Nevertheless, it is common to apply restrictions on metric values, the inputs to Add(), Set(), and Record(), in order to refine their standard interpretation. Generally, there is a question of whether the instrument can be used to compute a rate, because that is usually a desirable analysis. Each metric instrument offers an optional declaration, specifying restrictions on values input to the metric. For example, Measures are declared as non-negative by default, appropriate for reporting sizes and durations; a Measure option is provided to record positive or negative values, but it does not change the kind of instrument or the method name used, as the semantics are unchanged.

Metric selection

To guide the user in selecting the right kind of metric for an application, we'll consider the following questions about the primary intent of reporting given data. We use "of primary interest" here to mean information that is almost certainly useful in understanding system behavior. Consider these questions:

  • Does the measurement represent a quantity of something? Is it also non-negative?
  • Is the sum a matter of primary interest?
  • Is the event count a matter of primary interest?
  • Is the distribution (p50, p99, etc.) a matter of primary interest?

With answers to these questions, a user should be able to select the kind of metric instrument based on its primary purpose.

Counter

Counters support Add(value). Choose this kind of metric when the value is a quantity, the sum is of primary interest, and the event count and value distribution are not of primary interest.

Counters are defined as Monotonic = true by default, meaning that positive values are expected.
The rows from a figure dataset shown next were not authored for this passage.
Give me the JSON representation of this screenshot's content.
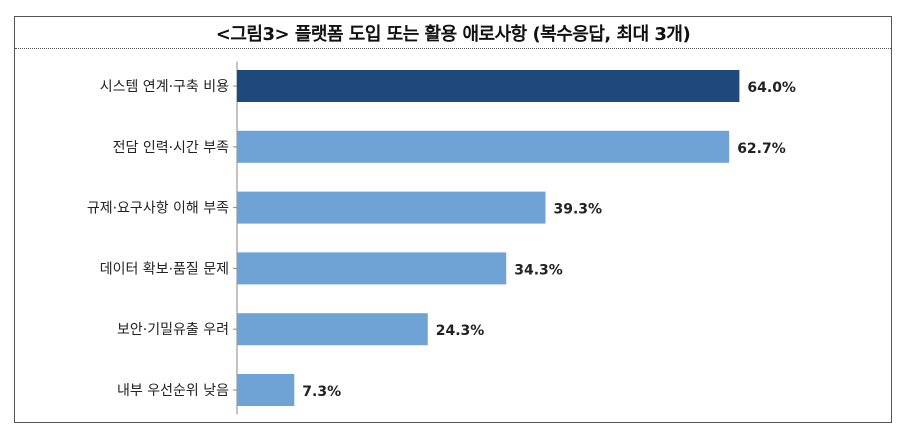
{
  "chart_data": {
    "type": "bar",
    "orientation": "horizontal",
    "title": "<그림3> 플랫폼 도입 또는 활용 애로사항 (복수응답, 최대 3개)",
    "categories": [
      "시스템 연계·구축 비용",
      "전담 인력·시간 부족",
      "규제·요구사항 이해 부족",
      "데이터 확보·품질 문제",
      "보안·기밀유출 우려",
      "내부 우선순위 낮음"
    ],
    "values": [
      64.0,
      62.7,
      39.3,
      34.3,
      24.3,
      7.3
    ],
    "value_labels": [
      "64.0%",
      "62.7%",
      "39.3%",
      "34.3%",
      "24.3%",
      "7.3%"
    ],
    "unit": "%",
    "xlim": [
      0,
      100
    ],
    "grid": false,
    "colors": {
      "highlight": "#1f497d",
      "default": "#6fa3d6"
    },
    "highlight_index": 0
  }
}
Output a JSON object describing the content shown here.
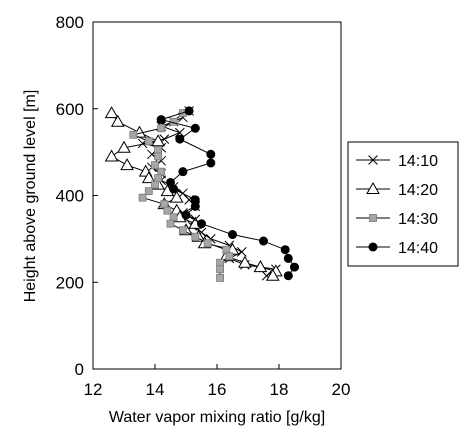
{
  "chart_data": {
    "type": "scatter",
    "xlabel": "Water vapor mixing ratio [g/kg]",
    "ylabel": "Height above ground level [m]",
    "xlim": [
      12,
      20
    ],
    "ylim": [
      0,
      800
    ],
    "xticks": [
      "12",
      "14",
      "16",
      "18",
      "20"
    ],
    "yticks": [
      "0",
      "200",
      "400",
      "600",
      "800"
    ],
    "legend_position": "right",
    "grid": false,
    "series": [
      {
        "name": "14:10",
        "marker": "x",
        "points": [
          [
            15.1,
            595
          ],
          [
            14.9,
            580
          ],
          [
            14.6,
            570
          ],
          [
            14.2,
            560
          ],
          [
            14.8,
            545
          ],
          [
            14.3,
            530
          ],
          [
            13.6,
            520
          ],
          [
            14.2,
            510
          ],
          [
            13.9,
            495
          ],
          [
            14.2,
            480
          ],
          [
            13.9,
            465
          ],
          [
            14.2,
            450
          ],
          [
            14.2,
            435
          ],
          [
            14.6,
            420
          ],
          [
            14.9,
            405
          ],
          [
            15.1,
            390
          ],
          [
            15.3,
            375
          ],
          [
            14.9,
            360
          ],
          [
            15.3,
            345
          ],
          [
            15.2,
            330
          ],
          [
            15.5,
            315
          ],
          [
            15.8,
            300
          ],
          [
            16.4,
            285
          ],
          [
            16.8,
            270
          ],
          [
            16.4,
            255
          ],
          [
            16.9,
            240
          ],
          [
            17.9,
            230
          ],
          [
            17.6,
            215
          ]
        ]
      },
      {
        "name": "14:20",
        "marker": "triangle",
        "points": [
          [
            12.6,
            590
          ],
          [
            12.8,
            570
          ],
          [
            13.5,
            545
          ],
          [
            14.1,
            525
          ],
          [
            13.0,
            510
          ],
          [
            12.6,
            490
          ],
          [
            13.1,
            470
          ],
          [
            13.7,
            455
          ],
          [
            13.8,
            440
          ],
          [
            14.1,
            425
          ],
          [
            14.4,
            410
          ],
          [
            14.7,
            395
          ],
          [
            14.3,
            380
          ],
          [
            14.7,
            365
          ],
          [
            14.8,
            350
          ],
          [
            15.3,
            335
          ],
          [
            15.0,
            320
          ],
          [
            15.4,
            305
          ],
          [
            15.6,
            290
          ],
          [
            16.5,
            275
          ],
          [
            16.3,
            260
          ],
          [
            16.9,
            245
          ],
          [
            17.4,
            235
          ],
          [
            17.9,
            225
          ],
          [
            17.8,
            215
          ]
        ]
      },
      {
        "name": "14:30",
        "marker": "square",
        "points": [
          [
            14.9,
            590
          ],
          [
            14.6,
            570
          ],
          [
            14.2,
            555
          ],
          [
            13.3,
            540
          ],
          [
            13.8,
            525
          ],
          [
            14.1,
            505
          ],
          [
            14.1,
            490
          ],
          [
            14.0,
            470
          ],
          [
            14.2,
            455
          ],
          [
            14.1,
            440
          ],
          [
            14.0,
            425
          ],
          [
            13.8,
            410
          ],
          [
            13.6,
            395
          ],
          [
            14.3,
            380
          ],
          [
            14.4,
            365
          ],
          [
            14.6,
            350
          ],
          [
            14.5,
            335
          ],
          [
            14.9,
            320
          ],
          [
            15.3,
            305
          ],
          [
            15.7,
            290
          ],
          [
            16.3,
            275
          ],
          [
            16.4,
            260
          ],
          [
            16.1,
            245
          ],
          [
            16.1,
            230
          ],
          [
            16.1,
            210
          ]
        ]
      },
      {
        "name": "14:40",
        "marker": "circle",
        "points": [
          [
            15.1,
            595
          ],
          [
            14.2,
            575
          ],
          [
            15.3,
            555
          ],
          [
            14.8,
            530
          ],
          [
            15.8,
            495
          ],
          [
            15.8,
            475
          ],
          [
            14.9,
            455
          ],
          [
            14.5,
            430
          ],
          [
            14.6,
            415
          ],
          [
            15.3,
            390
          ],
          [
            15.3,
            375
          ],
          [
            15.0,
            355
          ],
          [
            15.5,
            335
          ],
          [
            16.5,
            310
          ],
          [
            17.5,
            295
          ],
          [
            18.2,
            275
          ],
          [
            18.3,
            255
          ],
          [
            18.5,
            235
          ],
          [
            18.3,
            215
          ]
        ]
      }
    ]
  }
}
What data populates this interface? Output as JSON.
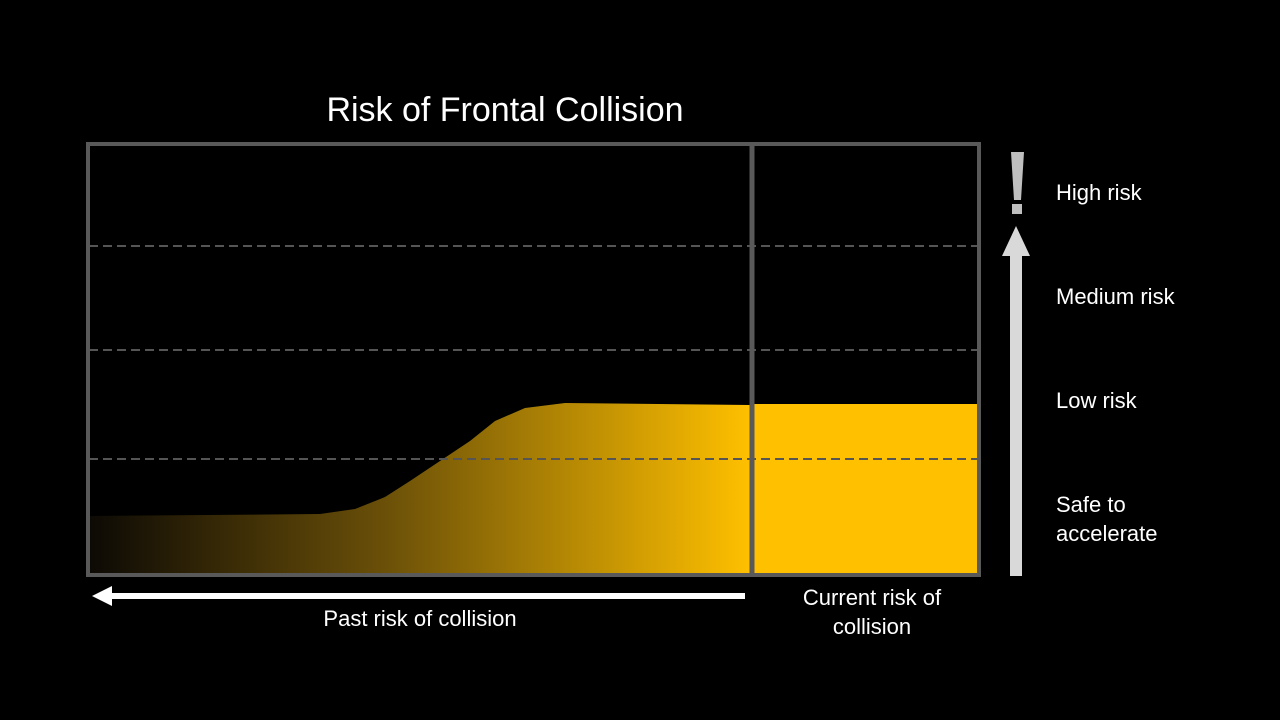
{
  "title": "Risk of Frontal Collision",
  "risk_levels": [
    "High risk",
    "Medium risk",
    "Low risk",
    "Safe to accelerate"
  ],
  "past_label": "Past risk of collision",
  "current_label": "Current risk of collision"
}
Monotonic = true counters are typically used because they can automatically be interpreted as a rate.

As an option, counters can be declared as Monotonic = false, in which case they support positive and negative increments. Monotonic = false counters are useful to report changes in an accounting scheme, such as the number of bytes allocated and deallocated.

Gauge

Gauges support Set(value). Gauge metrics express a pre-calculated value that is either Set() by explicit instrumentation or observed through a callback. Generally, this kind of metric should be used when the metric cannot be expressed as a sum or because the measurement interval is arbitrary. Use this kind of metric when the measurement is not a quantity, and the sum and event count are not of interest.

Gauges are defined as Monotonic = false by default, meaning that new values are permitted to make positive or negative changes to the gauge. There is no restriction on the sign of the input for gauges.
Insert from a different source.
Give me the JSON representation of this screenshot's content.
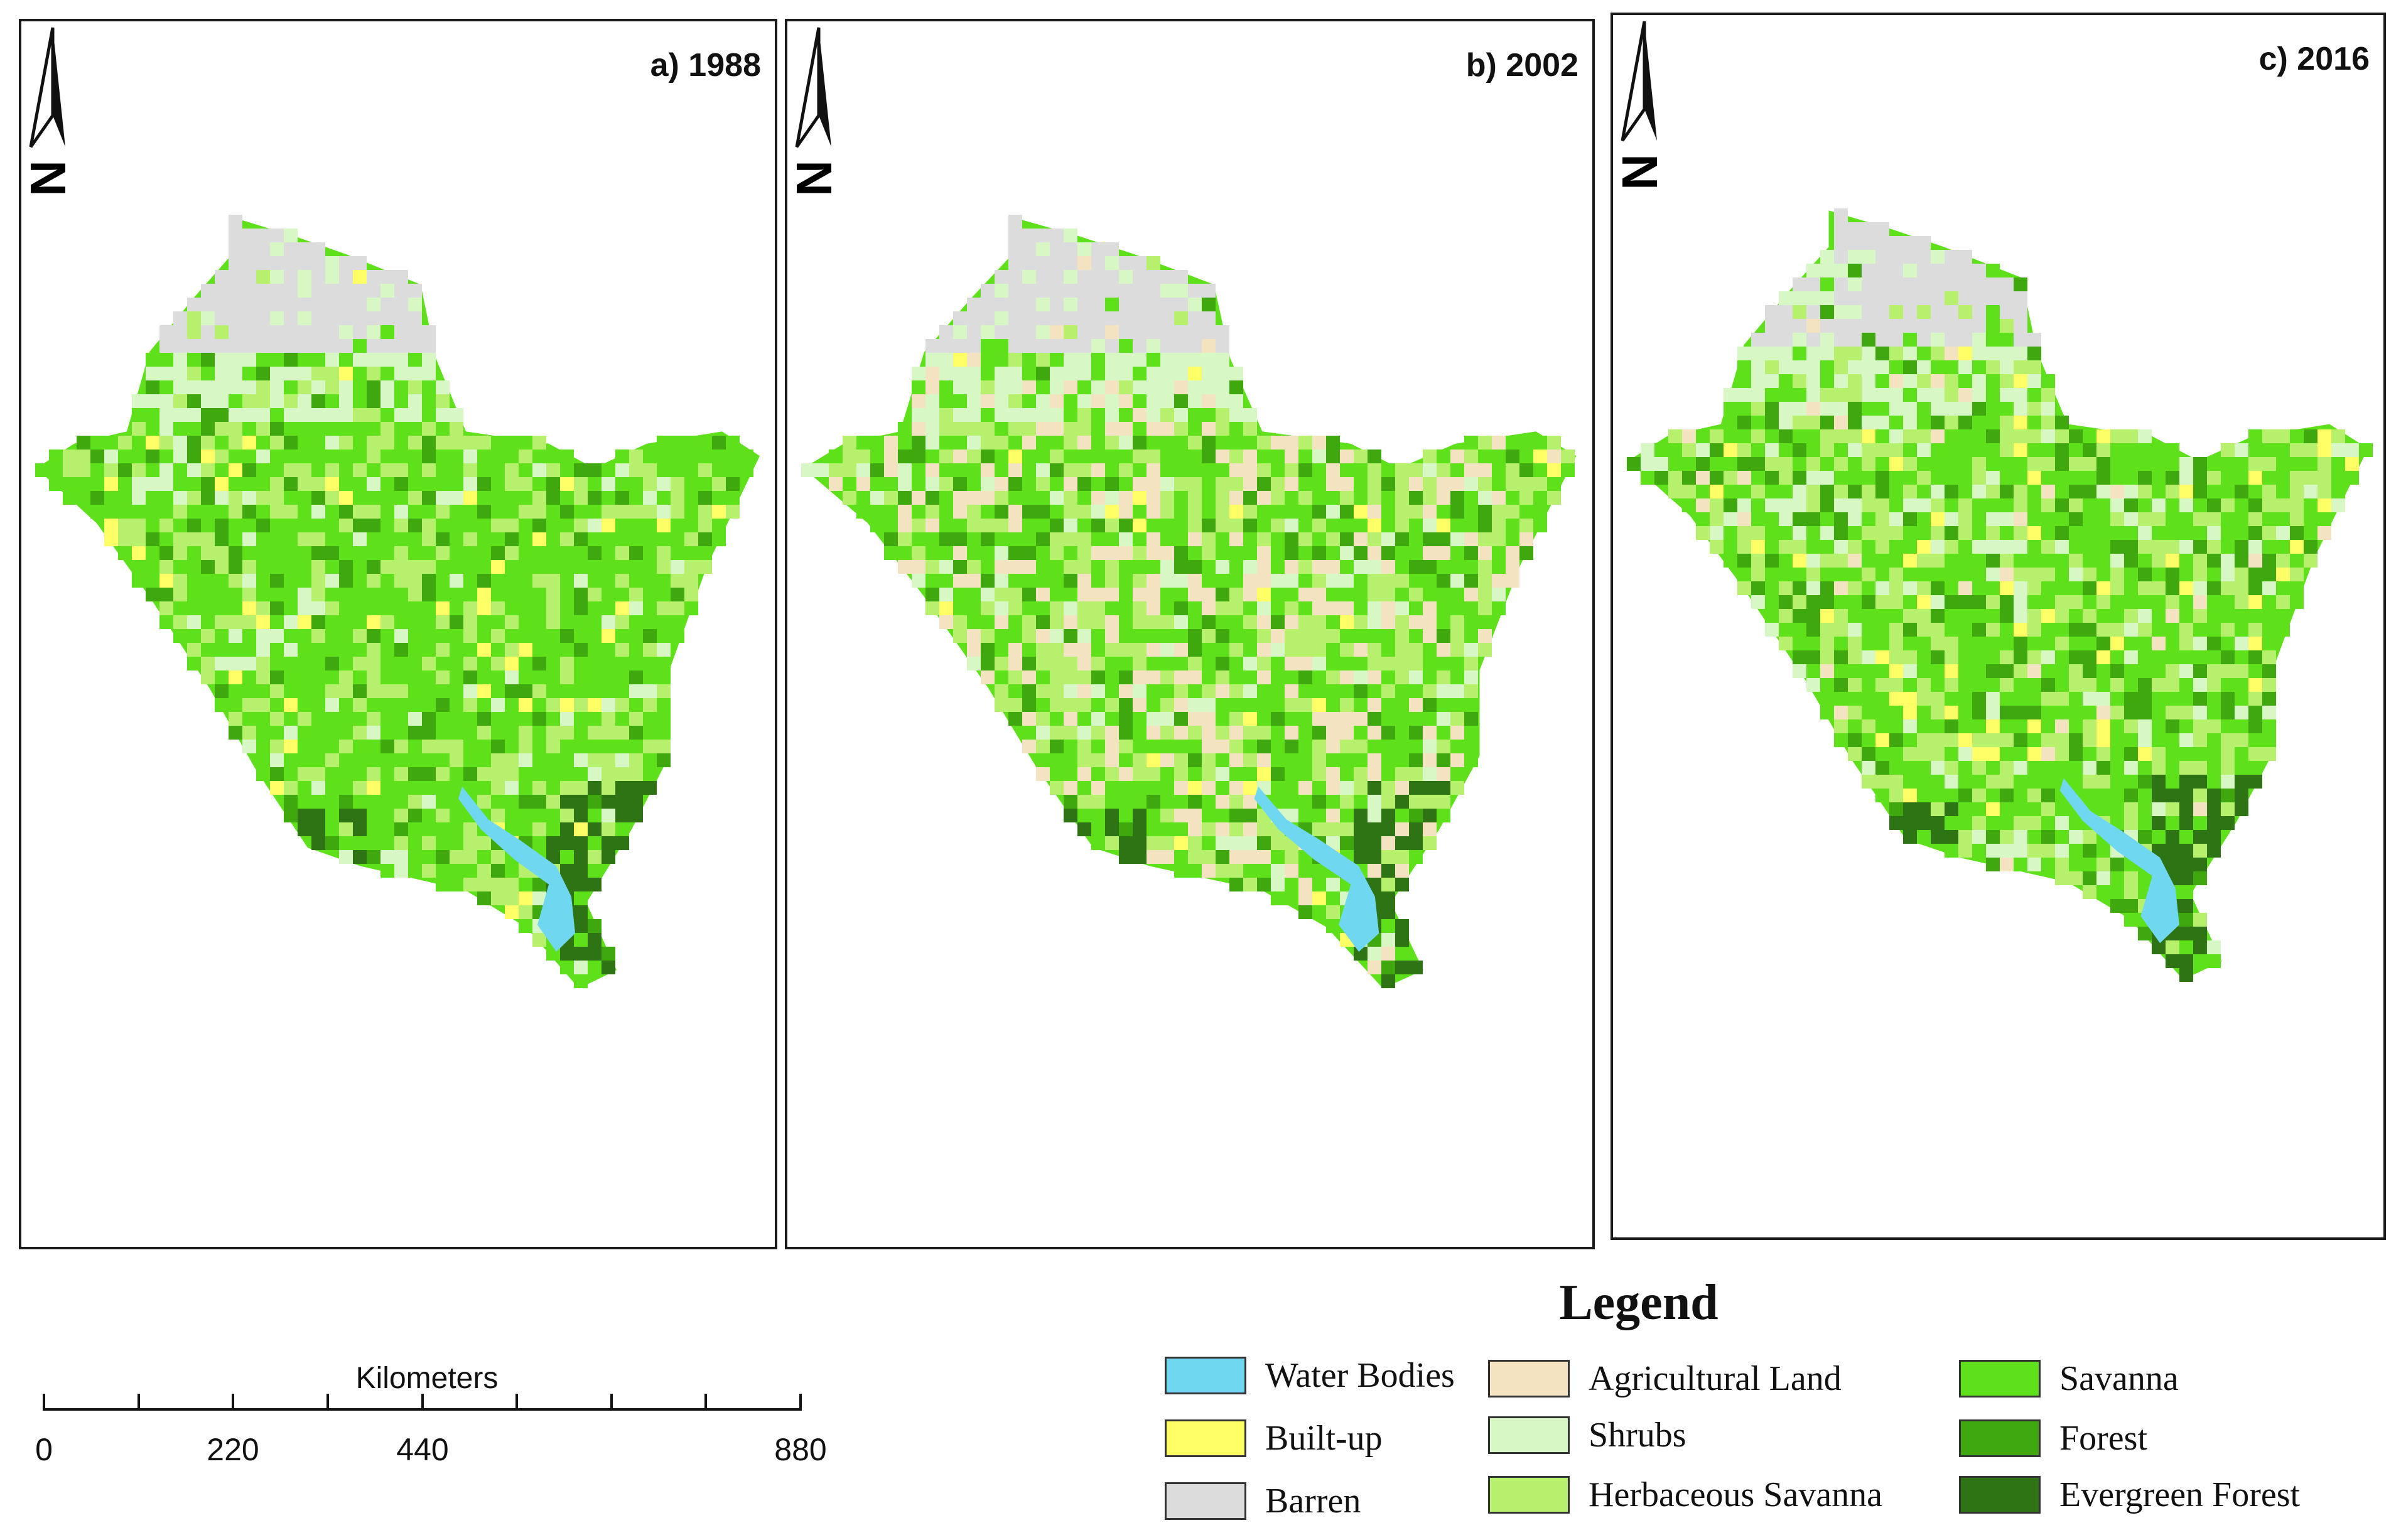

As an option, gauges can be declared as Monotonic = true, in which case successive values are expected to rise monotonically. Monotonic = true gauges are useful in reporting computed cumulative sums, allowing an application to compute a current value and report it, without remembering the last-reported value in order to report an increment.

A special case of gauge is supported, called an Observer metric instrument, which is semantically equivalent to a gauge but uses a callback to report the current value. Observer instruments are defined by a callback, instead of supporting Set(), but the semantics are the same. The only difference between Observer and ordinary gauges is that their events do not have an associated OpenTelemetry context. Observer instruments are Monotonic = false by default and Monotonic = true as an option, like ordinary gauges.

Measure

Measures support Record(value), signifying that events report individual measurements. This kind of metric should be used when the count or rate of events is meaningful and either:

  • The sum is of interest in addition to the count (rate)
  • Quantile information is of interest.

Measures are defined as Absolute = true by default, meaning that negative values are invalid. Absolute = true measures are typically used to record absolute values such as durations and sizes.

As an option, measures can be declared as Absolute = false to indicate support for positive and negative values.